The startup will use the funds from the investment to expand its sidewalk delivery service outside of Los Angeles and San Francisco.

The investment is part of a long-term collaboration that will see the two companies work together to advance their own wheelhouses of robotic technology.

The investment is the result of a long-term partnership with Serve using various technologies from us.

Serve's robots, which the startup says are capable of operating in specific areas without a remote operator for safety, currently rely on the Jetson edge artificial intelligence platform, the hardware, or compute module, that sits inside the robot. The startup uses Nvidia's perception and mapping tools, which help its robots understand where they are in the real world and where they need to go.

Serve tests its models in simulation before they hit the roads, which requires scores of data and maps of cities, like testing in the real world. Synthetic data generation tools are offered by Nvidia.

Offerings such as these come under a suite of tools from Nvidia, nicknamed Isaac, that provide robotic developers with a range of software technologies from simulation to robotic fleet management. The partnership with Serve will help the company improve its technology in the robotic space.

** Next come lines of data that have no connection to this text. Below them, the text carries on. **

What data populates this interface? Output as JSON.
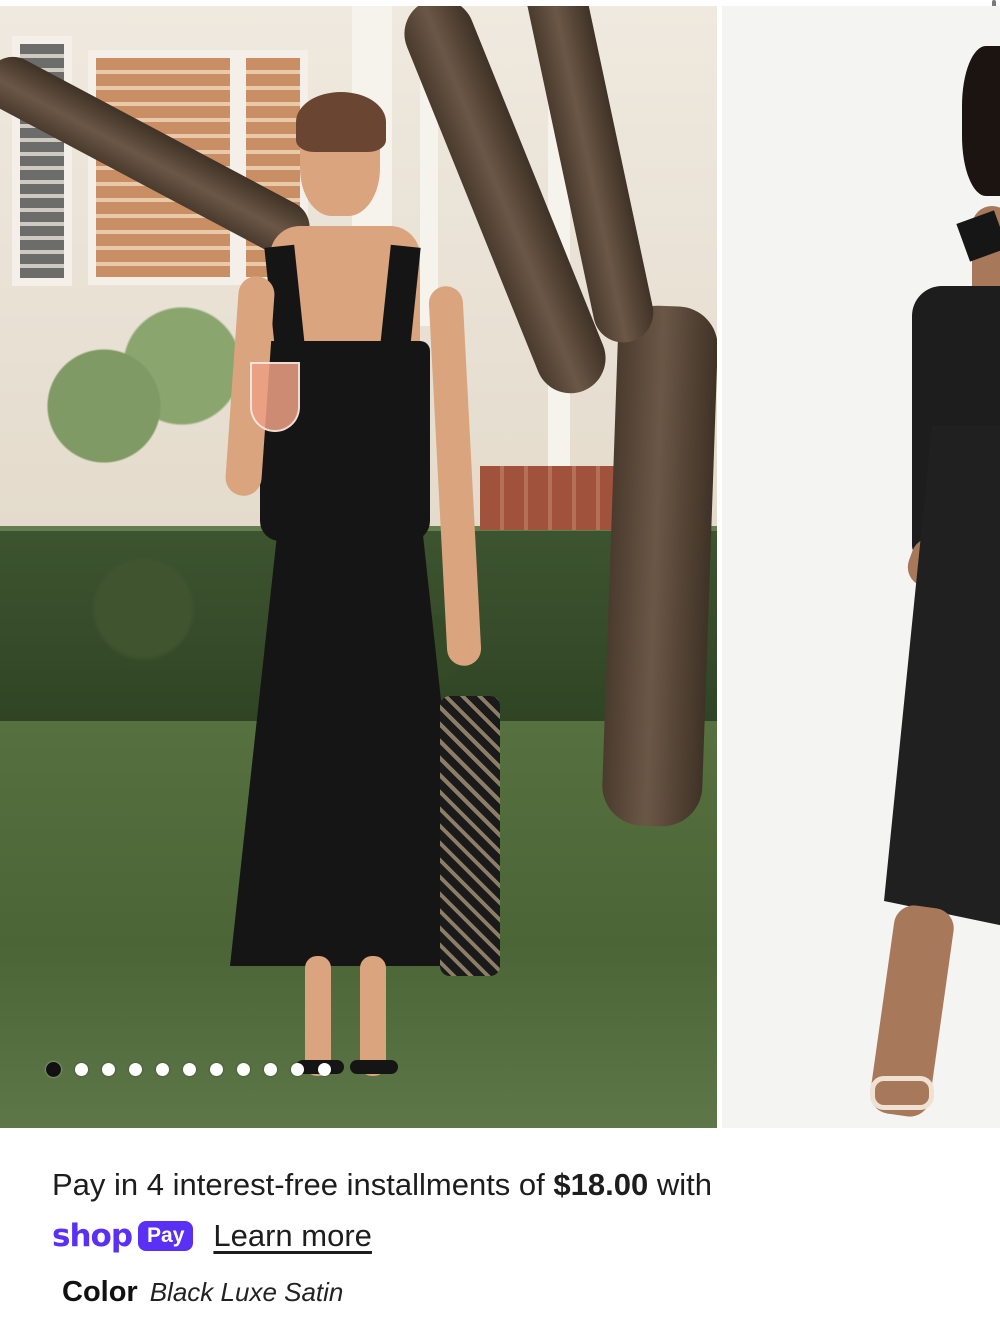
{
  "gallery": {
    "slide_count": 11,
    "active_index": 0
  },
  "installments": {
    "prefix": "Pay in 4 interest-free installments of",
    "amount": "$18.00",
    "suffix": "with"
  },
  "shop_pay": {
    "brand": "shop",
    "badge": "Pay",
    "learn_more": "Learn more",
    "brand_color": "#5a31f4"
  },
  "color": {
    "label": "Color",
    "value": "Black Luxe Satin"
  }
}
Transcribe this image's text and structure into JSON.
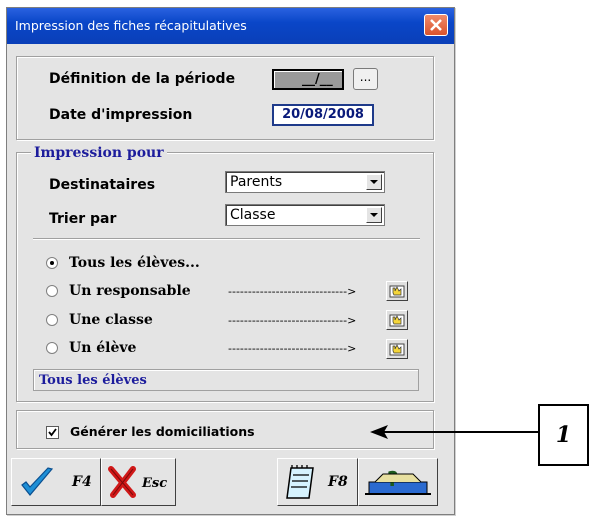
{
  "window": {
    "title": "Impression des fiches récapitulatives"
  },
  "period": {
    "label": "Définition de la période",
    "value": "__/__",
    "browse_label": "..."
  },
  "print_date": {
    "label": "Date d'impression",
    "value": "20/08/2008"
  },
  "group": {
    "legend": "Impression pour",
    "recipients": {
      "label": "Destinataires",
      "selected": "Parents"
    },
    "sort_by": {
      "label": "Trier par",
      "selected": "Classe"
    },
    "options": [
      {
        "label": "Tous les élèves...",
        "selected": true,
        "arrow": ""
      },
      {
        "label": "Un responsable",
        "selected": false,
        "arrow": "------------------------------>"
      },
      {
        "label": "Une classe",
        "selected": false,
        "arrow": "------------------------------>"
      },
      {
        "label": "Un élève",
        "selected": false,
        "arrow": "------------------------------>"
      }
    ],
    "status_text": "Tous les élèves"
  },
  "generate": {
    "label": "Générer les domiciliations",
    "checked": true
  },
  "buttons": {
    "ok_key": "F4",
    "cancel_key": "Esc",
    "print_key": "F8"
  },
  "callout": {
    "number": "1"
  },
  "colors": {
    "title_bar": "#0a46c8",
    "accent_text": "#1c1c9c",
    "window_bg": "#e4e4e4"
  }
}
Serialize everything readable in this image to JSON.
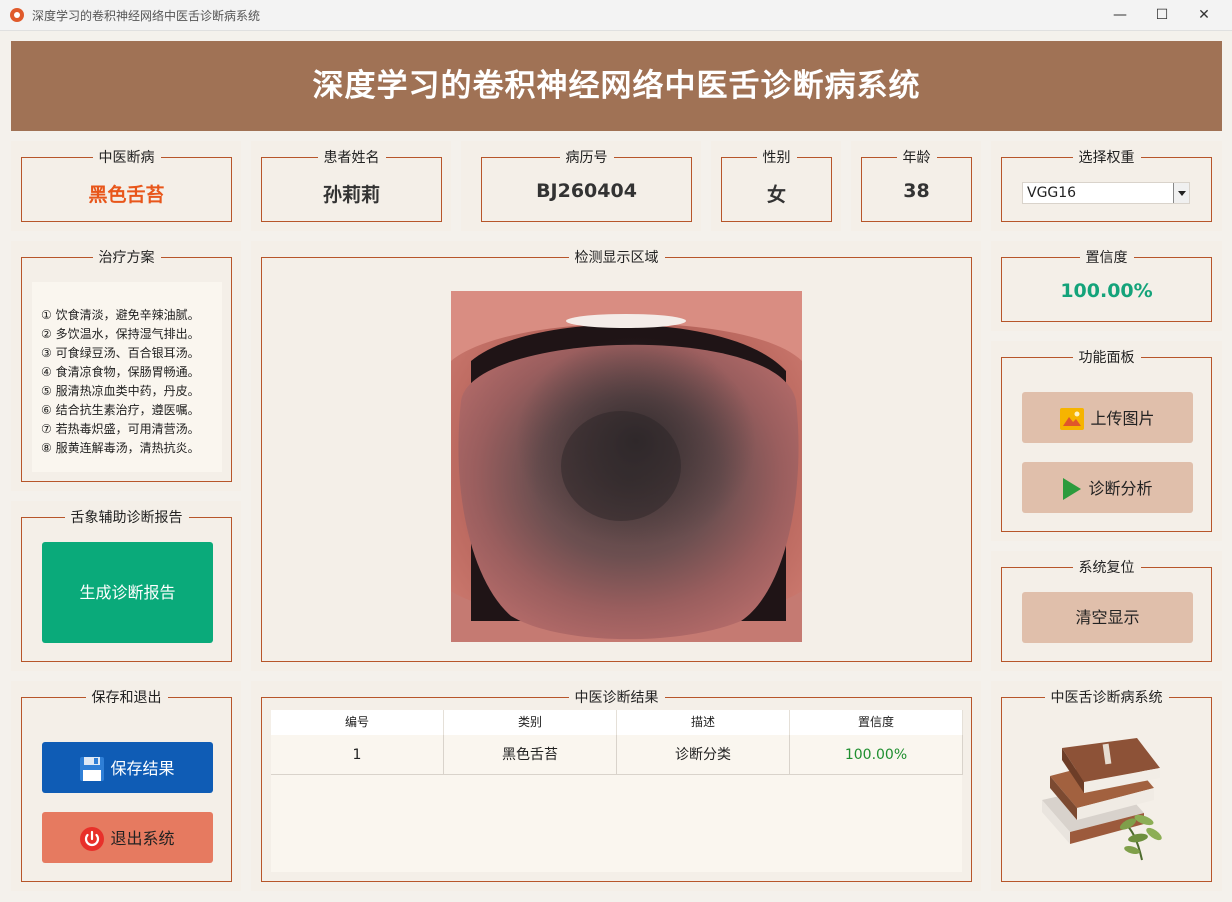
{
  "window": {
    "title": "深度学习的卷积神经网络中医舌诊断病系统",
    "minimize": "—",
    "maximize": "☐",
    "close": "✕"
  },
  "header": {
    "title": "深度学习的卷积神经网络中医舌诊断病系统"
  },
  "info": {
    "diagnosis": {
      "label": "中医断病",
      "value": "黑色舌苔"
    },
    "patient_name": {
      "label": "患者姓名",
      "value": "孙莉莉"
    },
    "record_no": {
      "label": "病历号",
      "value": "BJ260404"
    },
    "gender": {
      "label": "性别",
      "value": "女"
    },
    "age": {
      "label": "年龄",
      "value": "38"
    },
    "weights": {
      "label": "选择权重",
      "selected": "VGG16"
    }
  },
  "treatment": {
    "label": "治疗方案",
    "lines": [
      "① 饮食清淡，避免辛辣油腻。",
      "② 多饮温水，保持湿气排出。",
      "③ 可食绿豆汤、百合银耳汤。",
      "④ 食清凉食物，保肠胃畅通。",
      "⑤ 服清热凉血类中药，丹皮。",
      "⑥ 结合抗生素治疗，遵医嘱。",
      "⑦ 若热毒炽盛，可用清营汤。",
      "⑧ 服黄连解毒汤，清热抗炎。"
    ]
  },
  "report": {
    "label": "舌象辅助诊断报告",
    "button": "生成诊断报告"
  },
  "detection": {
    "label": "检测显示区域"
  },
  "confidence": {
    "label": "置信度",
    "value": "100.00%"
  },
  "functions": {
    "label": "功能面板",
    "upload": "上传图片",
    "analyze": "诊断分析"
  },
  "reset": {
    "label": "系统复位",
    "clear": "清空显示"
  },
  "save_exit": {
    "label": "保存和退出",
    "save": "保存结果",
    "exit": "退出系统"
  },
  "results": {
    "label": "中医诊断结果",
    "columns": [
      "编号",
      "类别",
      "描述",
      "置信度"
    ],
    "rows": [
      {
        "id": "1",
        "category": "黑色舌苔",
        "desc": "诊断分类",
        "conf": "100.00%"
      }
    ]
  },
  "brand": {
    "label": "中医舌诊断病系统"
  },
  "colors": {
    "header_bg": "#a07255",
    "accent_orange": "#e8561a",
    "confidence_green": "#14a37a",
    "report_btn": "#0aaa7a",
    "save_btn": "#0f5cb5",
    "exit_btn": "#e67a60",
    "func_btn": "#e0bfab",
    "border": "#b7552a"
  },
  "icons": {
    "upload": "image-icon",
    "analyze": "play-icon",
    "save": "floppy-icon",
    "exit": "power-icon"
  }
}
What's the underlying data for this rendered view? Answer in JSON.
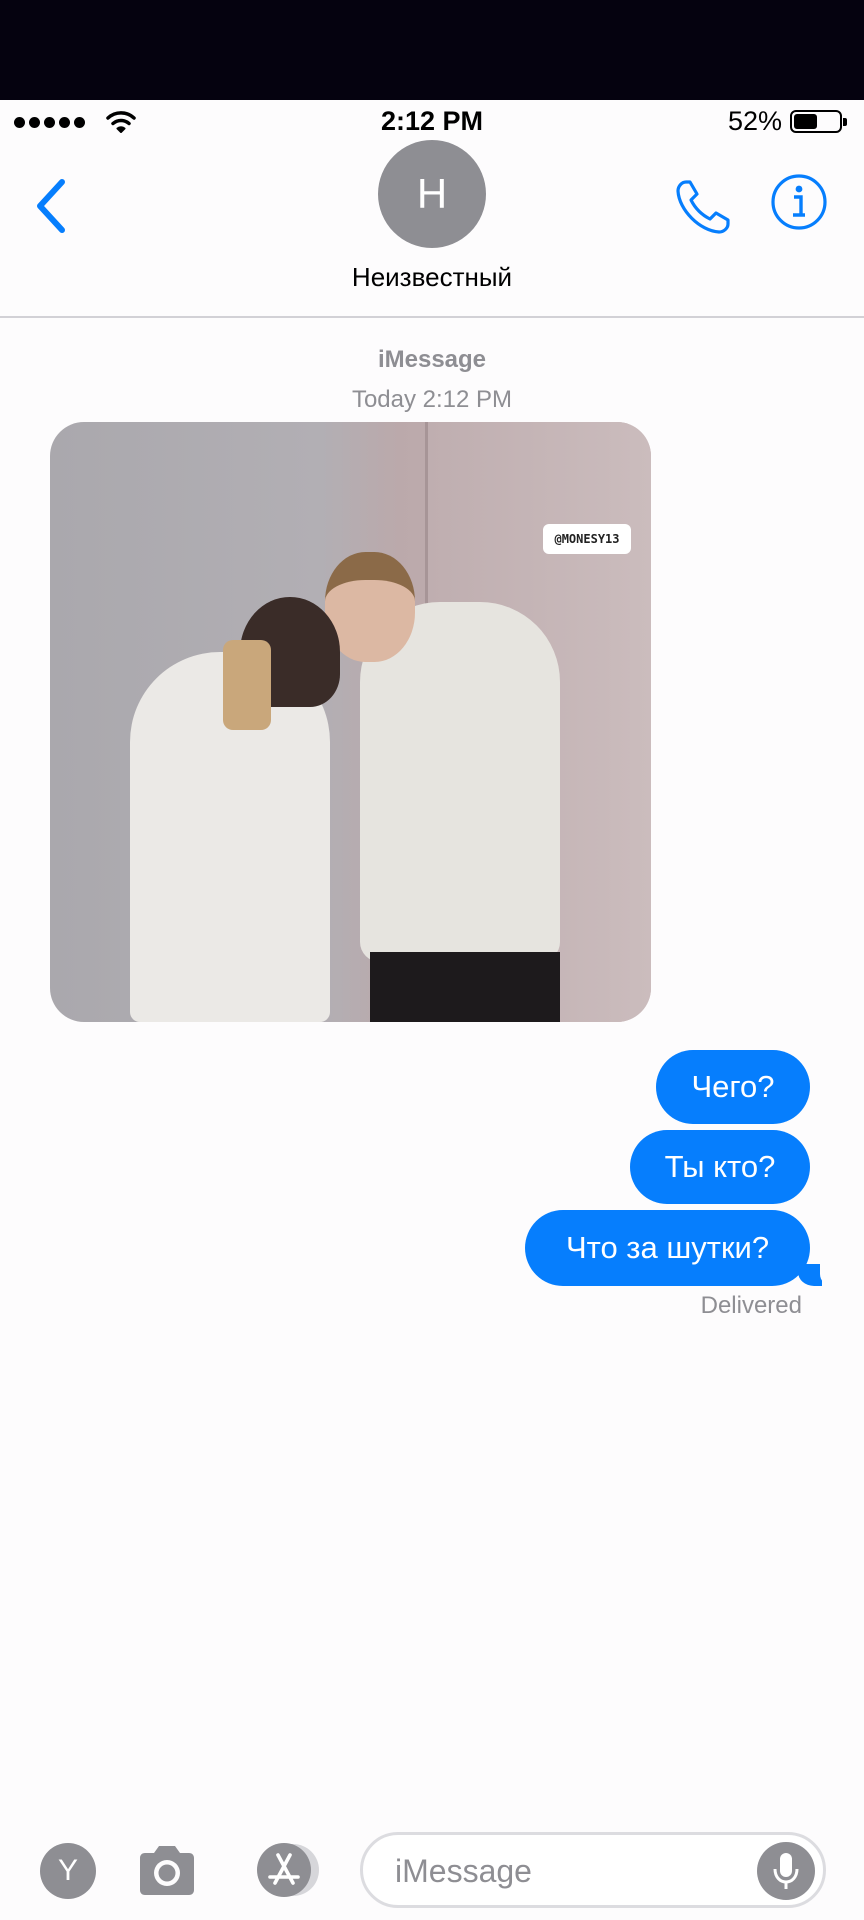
{
  "status_bar": {
    "time": "2:12 PM",
    "battery_percent": "52%",
    "battery_level": 0.52,
    "wifi_icon": "wifi-icon",
    "signal_icon": "signal-dots-icon"
  },
  "header": {
    "avatar_initial": "Н",
    "contact_name": "Неизвестный",
    "back_icon": "chevron-left-icon",
    "call_icon": "phone-icon",
    "info_icon": "info-icon"
  },
  "conversation": {
    "service": "iMessage",
    "timestamp": "Today 2:12 PM",
    "photo_watermark": "@MONESY13",
    "messages": [
      {
        "direction": "outgoing",
        "text": "Чего?"
      },
      {
        "direction": "outgoing",
        "text": "Ты кто?"
      },
      {
        "direction": "outgoing",
        "text": "Что за шутки?"
      }
    ],
    "delivery_status": "Delivered"
  },
  "input_bar": {
    "app_initial": "Y",
    "placeholder": "iMessage",
    "camera_icon": "camera-icon",
    "appstore_icon": "app-store-icon",
    "mic_icon": "microphone-icon"
  },
  "colors": {
    "accent": "#067efd",
    "gray": "#8e8e93",
    "top_band": "#05020f"
  }
}
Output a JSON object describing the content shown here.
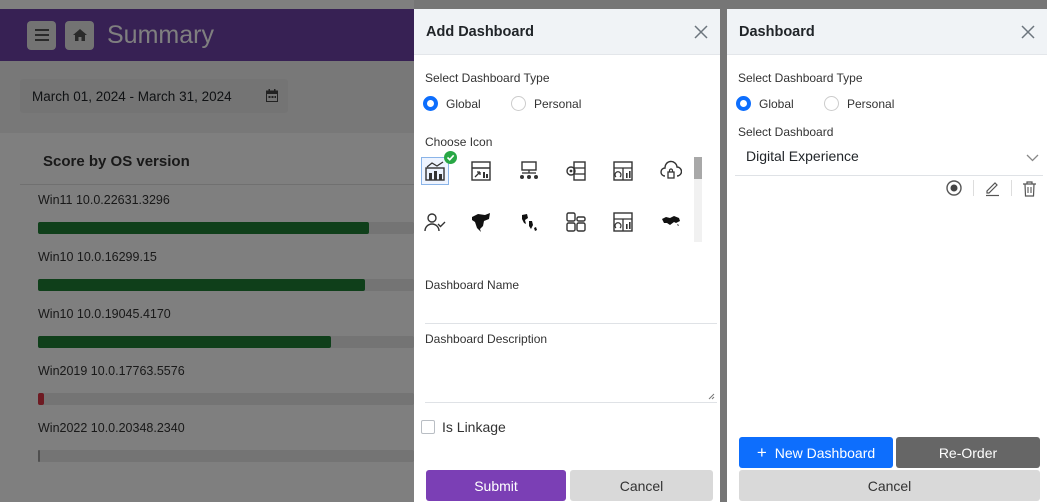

Ali Kashani, co-founder and CEO of Serve, told TechCrunch that the company is leading with autonomy and scaling real self-guided robots out in the real world.

There are different approaches to commercialization. Coco and Tortoise have used remote operators to drive their robots to their destinations, giving them a quicker and easier path to market than aiming for full autonomy.

Serve needs serious compute power to handle the processing of data in real time because it is choosing to go the more technically challenging route to full self-driving.

The sidewalk is more chaotic than the street. The randomness of the sidewalk is higher than the street. If you think about it, on the street cars have a set of actions, and they change lanes and decelerate. It is actually more challenging. The advantage is that things happen slower and you have more time to react.

This isn't the first strategic investment that Serve has seen. In December, the company raised $13 million in an expanded seed round, bringing on investors that are poised to help the company on its path toward commercialization.